岩手県のつなぎ温泉の名称は11世紀に源(八幡太郎)義家が孔(あな)の空いた石に愛馬を繋いで、温泉に入浴したことに由来する。

陸奥国の土豪であった安倍貞任(あべのさだとう)が奥6郡に柵を築き、半独立国として陸奥守藤原登任(ふじわらのなりとう)と対立していた。朝廷から源頼義・義家父子が派遣され、鎮圧に向かった。永承6年(1051)から康平5年(1062)までの「前九年の役」である。

義家は父・頼義とともに安倍貞任を攻めたが、逆に押し戻され本陣のある「湯ノ館山」まで退いた。その時、義家は山の麓から白い煙が立ち上っているのを見て不思議に思い、近くまで行くと滔々と湯が湧き出ていた。この湯で愛馬の傷を洗ったところ、傷がたちまち癒え元気になった。そこで自分も入浴して「卓効に驚嘆せり」と言い、傷ついた家臣たちをその湯に入れ軍勢を立て直した。

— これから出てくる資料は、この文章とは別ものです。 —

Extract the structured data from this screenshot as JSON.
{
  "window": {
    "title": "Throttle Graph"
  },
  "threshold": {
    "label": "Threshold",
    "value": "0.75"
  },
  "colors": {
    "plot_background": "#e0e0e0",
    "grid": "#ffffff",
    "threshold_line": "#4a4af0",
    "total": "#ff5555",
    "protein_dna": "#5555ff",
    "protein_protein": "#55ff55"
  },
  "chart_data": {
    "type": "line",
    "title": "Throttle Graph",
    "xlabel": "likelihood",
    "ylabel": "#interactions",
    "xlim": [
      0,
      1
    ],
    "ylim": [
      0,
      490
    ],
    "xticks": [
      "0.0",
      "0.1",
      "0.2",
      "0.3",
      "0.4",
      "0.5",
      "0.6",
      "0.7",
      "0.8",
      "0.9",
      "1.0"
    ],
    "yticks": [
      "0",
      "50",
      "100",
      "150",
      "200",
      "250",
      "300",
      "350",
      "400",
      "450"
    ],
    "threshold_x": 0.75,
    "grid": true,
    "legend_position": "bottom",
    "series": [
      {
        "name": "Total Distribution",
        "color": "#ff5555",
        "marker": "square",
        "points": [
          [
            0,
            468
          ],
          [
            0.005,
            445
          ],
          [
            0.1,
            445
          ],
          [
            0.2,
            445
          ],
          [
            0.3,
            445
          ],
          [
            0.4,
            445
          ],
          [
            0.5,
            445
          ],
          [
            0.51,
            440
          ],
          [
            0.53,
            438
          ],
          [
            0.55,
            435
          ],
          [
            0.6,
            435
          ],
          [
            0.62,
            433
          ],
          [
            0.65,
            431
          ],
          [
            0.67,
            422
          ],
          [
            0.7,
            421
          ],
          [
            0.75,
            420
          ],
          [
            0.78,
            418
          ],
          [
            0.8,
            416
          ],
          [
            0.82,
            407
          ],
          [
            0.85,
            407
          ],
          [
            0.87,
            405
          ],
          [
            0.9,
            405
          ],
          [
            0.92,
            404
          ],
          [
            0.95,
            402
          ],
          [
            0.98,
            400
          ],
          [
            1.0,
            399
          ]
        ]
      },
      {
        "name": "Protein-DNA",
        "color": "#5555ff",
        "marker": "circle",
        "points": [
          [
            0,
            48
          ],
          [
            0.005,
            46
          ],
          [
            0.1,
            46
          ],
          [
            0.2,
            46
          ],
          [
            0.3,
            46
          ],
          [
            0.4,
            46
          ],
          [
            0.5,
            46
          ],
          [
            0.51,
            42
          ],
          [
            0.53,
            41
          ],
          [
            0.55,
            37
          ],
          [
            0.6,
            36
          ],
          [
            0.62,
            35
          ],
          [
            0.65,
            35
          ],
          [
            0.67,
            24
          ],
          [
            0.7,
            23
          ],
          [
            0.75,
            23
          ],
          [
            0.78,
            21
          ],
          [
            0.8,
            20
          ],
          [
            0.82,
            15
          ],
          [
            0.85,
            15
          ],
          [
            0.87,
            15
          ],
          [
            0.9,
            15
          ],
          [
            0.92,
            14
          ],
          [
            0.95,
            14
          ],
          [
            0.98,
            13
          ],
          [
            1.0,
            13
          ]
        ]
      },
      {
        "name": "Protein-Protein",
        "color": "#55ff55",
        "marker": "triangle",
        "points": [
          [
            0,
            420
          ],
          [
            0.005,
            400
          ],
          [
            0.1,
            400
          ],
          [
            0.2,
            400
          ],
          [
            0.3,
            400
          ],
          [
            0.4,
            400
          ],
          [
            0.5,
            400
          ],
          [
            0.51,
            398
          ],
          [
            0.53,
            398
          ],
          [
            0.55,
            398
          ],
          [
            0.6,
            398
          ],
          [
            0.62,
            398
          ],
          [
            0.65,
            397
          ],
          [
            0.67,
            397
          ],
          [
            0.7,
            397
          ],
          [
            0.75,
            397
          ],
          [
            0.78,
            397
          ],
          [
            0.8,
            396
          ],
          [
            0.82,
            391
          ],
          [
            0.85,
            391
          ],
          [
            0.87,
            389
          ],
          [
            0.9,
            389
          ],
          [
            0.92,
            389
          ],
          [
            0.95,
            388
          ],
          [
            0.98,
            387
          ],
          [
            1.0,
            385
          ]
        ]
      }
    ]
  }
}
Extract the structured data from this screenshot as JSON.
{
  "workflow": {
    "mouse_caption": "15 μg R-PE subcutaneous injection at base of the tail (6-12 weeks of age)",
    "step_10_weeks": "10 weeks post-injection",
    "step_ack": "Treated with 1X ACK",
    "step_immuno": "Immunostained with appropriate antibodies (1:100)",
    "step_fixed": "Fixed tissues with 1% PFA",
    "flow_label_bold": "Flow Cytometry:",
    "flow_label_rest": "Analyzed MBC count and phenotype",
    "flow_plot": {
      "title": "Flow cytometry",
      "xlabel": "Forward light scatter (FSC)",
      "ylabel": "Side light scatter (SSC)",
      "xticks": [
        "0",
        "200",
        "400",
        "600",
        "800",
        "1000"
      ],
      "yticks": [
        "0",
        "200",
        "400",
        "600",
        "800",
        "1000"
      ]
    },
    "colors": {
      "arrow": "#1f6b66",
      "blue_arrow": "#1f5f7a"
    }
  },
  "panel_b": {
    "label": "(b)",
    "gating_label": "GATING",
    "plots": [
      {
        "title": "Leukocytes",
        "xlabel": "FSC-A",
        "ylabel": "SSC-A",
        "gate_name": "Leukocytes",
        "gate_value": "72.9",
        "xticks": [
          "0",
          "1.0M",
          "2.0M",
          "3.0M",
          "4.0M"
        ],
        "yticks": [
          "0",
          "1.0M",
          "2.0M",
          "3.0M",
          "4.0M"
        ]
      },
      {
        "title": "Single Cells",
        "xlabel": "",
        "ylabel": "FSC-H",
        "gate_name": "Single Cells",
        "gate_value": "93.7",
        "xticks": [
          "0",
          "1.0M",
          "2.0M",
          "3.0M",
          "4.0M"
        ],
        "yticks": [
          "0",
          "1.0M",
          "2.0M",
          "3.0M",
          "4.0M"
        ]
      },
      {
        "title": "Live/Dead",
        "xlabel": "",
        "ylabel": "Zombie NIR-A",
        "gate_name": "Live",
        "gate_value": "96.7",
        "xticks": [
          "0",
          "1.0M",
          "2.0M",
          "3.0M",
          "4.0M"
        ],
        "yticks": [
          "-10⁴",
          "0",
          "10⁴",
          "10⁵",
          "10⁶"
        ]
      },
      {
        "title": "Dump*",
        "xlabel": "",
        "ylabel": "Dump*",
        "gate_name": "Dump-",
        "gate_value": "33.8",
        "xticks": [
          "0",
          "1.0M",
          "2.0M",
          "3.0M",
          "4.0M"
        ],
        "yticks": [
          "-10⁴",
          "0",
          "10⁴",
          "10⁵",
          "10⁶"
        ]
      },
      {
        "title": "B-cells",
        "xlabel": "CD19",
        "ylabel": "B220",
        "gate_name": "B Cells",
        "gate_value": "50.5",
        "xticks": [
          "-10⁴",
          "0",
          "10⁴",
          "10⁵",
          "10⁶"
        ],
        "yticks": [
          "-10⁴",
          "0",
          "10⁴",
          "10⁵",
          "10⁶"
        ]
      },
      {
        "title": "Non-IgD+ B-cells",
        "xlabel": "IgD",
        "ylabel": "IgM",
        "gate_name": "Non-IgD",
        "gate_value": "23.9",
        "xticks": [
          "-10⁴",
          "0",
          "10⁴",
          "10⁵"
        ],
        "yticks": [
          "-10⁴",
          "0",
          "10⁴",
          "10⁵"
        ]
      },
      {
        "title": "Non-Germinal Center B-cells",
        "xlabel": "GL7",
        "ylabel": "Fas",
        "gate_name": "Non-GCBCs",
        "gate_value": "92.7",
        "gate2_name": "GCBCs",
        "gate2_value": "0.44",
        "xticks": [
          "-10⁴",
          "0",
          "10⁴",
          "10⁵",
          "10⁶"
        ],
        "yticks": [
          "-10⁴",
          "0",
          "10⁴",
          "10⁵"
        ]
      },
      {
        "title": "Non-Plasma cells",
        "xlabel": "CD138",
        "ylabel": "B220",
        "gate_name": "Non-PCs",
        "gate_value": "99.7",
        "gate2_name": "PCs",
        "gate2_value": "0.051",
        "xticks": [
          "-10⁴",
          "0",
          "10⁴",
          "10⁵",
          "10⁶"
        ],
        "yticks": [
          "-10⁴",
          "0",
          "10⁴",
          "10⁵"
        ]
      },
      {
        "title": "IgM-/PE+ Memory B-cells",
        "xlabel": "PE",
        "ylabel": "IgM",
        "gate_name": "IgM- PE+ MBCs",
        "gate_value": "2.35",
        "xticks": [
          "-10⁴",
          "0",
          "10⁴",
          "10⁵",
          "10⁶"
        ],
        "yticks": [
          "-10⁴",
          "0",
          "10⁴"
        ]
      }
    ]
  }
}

再び安倍氏を攻め立て、厨川柵(くりやがわのさく)における最後の抵抗も空しく、陸奥の名門・安倍氏は滅亡し、この戦いで「前九年の役」は収束した。

義家が入浴時に愛馬を繋いだのが高さ1・1メートル、幅1・6メートルの孔の空いた「つなぎ石」で、以来この湯は「つなぎ温泉」と呼ばれ、地名にも「繋(つなぎ)」が使われるようになった。